The Howling (1981), directed by Joe Dante.
When a TV reporter agrees to meet a serial killer in the sleazy sex district, the interview is worse than she could have imagined. In fact, her mind can't accept what happened and she can't remember the details. But she is having nightmares and needs to get away for a while... to an odd retreat run by a celebrity shrink.
After 20 minutes of this intriguing setup, it turns more comical and I found it hard to care very much. I remember liking this when it was new, probably because:
new life for the werewolf genre
that werewolves need counseling was funny, as was their rebellion against their pop-psychology guru
ambitious pre-CGI transformation scenes; also see An American Werewolf in London (1981) and The Company of Wolves (1984) from the same period.

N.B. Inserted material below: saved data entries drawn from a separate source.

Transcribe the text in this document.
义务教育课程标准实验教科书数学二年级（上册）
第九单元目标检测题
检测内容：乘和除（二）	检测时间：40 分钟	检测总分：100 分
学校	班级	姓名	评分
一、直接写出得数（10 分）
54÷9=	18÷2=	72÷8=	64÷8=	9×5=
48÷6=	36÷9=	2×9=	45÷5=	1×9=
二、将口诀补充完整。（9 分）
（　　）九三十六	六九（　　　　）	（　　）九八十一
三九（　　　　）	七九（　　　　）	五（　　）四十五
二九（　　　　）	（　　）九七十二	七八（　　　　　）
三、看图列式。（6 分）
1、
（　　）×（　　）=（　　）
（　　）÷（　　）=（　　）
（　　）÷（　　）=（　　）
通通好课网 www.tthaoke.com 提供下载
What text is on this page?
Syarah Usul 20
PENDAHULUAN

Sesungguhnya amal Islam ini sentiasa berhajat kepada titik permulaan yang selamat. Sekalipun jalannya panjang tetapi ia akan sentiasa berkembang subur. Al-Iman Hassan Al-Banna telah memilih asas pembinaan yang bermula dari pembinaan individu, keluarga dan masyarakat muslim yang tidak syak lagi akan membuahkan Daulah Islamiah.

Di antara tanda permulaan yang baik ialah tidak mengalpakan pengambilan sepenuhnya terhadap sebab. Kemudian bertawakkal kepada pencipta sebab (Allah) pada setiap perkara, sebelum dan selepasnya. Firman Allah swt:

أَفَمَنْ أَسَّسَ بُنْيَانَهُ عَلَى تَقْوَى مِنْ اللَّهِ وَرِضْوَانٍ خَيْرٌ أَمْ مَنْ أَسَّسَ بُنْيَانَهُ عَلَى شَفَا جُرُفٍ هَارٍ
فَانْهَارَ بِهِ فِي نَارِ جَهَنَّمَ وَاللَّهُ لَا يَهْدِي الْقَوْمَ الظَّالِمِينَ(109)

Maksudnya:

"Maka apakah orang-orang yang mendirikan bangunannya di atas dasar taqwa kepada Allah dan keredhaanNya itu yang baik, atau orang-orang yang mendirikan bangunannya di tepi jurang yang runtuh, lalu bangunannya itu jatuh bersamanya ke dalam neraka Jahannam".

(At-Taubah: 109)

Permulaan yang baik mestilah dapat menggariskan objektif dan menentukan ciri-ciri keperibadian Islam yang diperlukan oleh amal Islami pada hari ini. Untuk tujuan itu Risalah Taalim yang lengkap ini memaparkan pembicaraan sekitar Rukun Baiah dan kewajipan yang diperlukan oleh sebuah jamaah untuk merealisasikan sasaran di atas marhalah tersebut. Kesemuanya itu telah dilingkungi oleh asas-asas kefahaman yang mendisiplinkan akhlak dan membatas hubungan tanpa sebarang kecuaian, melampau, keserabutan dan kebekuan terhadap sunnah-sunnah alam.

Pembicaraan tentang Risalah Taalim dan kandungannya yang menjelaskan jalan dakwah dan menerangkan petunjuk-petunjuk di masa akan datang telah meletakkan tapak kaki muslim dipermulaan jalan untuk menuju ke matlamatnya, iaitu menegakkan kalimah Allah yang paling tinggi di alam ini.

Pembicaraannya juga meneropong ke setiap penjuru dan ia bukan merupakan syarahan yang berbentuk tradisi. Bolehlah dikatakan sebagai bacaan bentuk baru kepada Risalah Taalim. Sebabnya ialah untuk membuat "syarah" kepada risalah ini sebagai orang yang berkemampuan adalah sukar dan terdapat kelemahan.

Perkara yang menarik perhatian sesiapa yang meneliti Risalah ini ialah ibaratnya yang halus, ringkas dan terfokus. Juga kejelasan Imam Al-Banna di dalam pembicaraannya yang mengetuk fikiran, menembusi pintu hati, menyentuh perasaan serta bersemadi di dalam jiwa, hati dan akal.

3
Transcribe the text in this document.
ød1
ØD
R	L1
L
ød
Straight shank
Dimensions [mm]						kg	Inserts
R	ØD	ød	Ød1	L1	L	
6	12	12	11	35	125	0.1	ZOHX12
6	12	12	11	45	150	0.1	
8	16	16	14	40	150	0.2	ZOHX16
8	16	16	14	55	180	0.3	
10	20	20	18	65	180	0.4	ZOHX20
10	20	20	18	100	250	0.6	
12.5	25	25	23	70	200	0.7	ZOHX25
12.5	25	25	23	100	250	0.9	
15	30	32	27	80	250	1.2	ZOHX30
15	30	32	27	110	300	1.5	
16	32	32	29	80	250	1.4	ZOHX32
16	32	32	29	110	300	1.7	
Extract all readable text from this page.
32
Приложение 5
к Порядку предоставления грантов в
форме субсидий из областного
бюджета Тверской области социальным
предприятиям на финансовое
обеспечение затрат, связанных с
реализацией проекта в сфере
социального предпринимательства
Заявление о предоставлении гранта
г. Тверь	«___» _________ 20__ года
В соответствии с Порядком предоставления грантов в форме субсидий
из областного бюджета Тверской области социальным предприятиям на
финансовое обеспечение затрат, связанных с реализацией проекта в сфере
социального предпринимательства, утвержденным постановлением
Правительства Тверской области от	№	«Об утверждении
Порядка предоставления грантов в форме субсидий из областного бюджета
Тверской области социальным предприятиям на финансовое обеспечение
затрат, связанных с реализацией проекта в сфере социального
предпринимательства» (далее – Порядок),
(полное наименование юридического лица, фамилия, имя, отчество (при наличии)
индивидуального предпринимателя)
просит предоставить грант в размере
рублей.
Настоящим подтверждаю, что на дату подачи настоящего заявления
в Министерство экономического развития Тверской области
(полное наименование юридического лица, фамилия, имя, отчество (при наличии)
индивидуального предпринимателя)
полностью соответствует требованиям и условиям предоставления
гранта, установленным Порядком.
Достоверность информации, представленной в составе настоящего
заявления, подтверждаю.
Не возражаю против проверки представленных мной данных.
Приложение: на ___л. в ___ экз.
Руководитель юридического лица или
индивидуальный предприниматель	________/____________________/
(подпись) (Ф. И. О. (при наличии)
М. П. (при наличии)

a nudity-and-passion scene by the campfire
a fun selection of old-timers: Kevin McCarthy, John Carradine, Slim Pickens, Kenneth Tobey, Dick Miller
What hurts the story:
dividing the narrative into the two couples could have been better handled
the end of the campfire scene has animation so rudimentary you wonder why they bothered
the theater audience jeered the final transformation when Dee Wallace turns into a cute werewolf; that was really stupid
This had an "R" rating. In the porno-shop scene we see "enough" of a rape-and-bondage film. I'm not recalling anything like that in other movies of the time.
Available on Blu-ray from Shout Factory with two commentary tracks and other extras.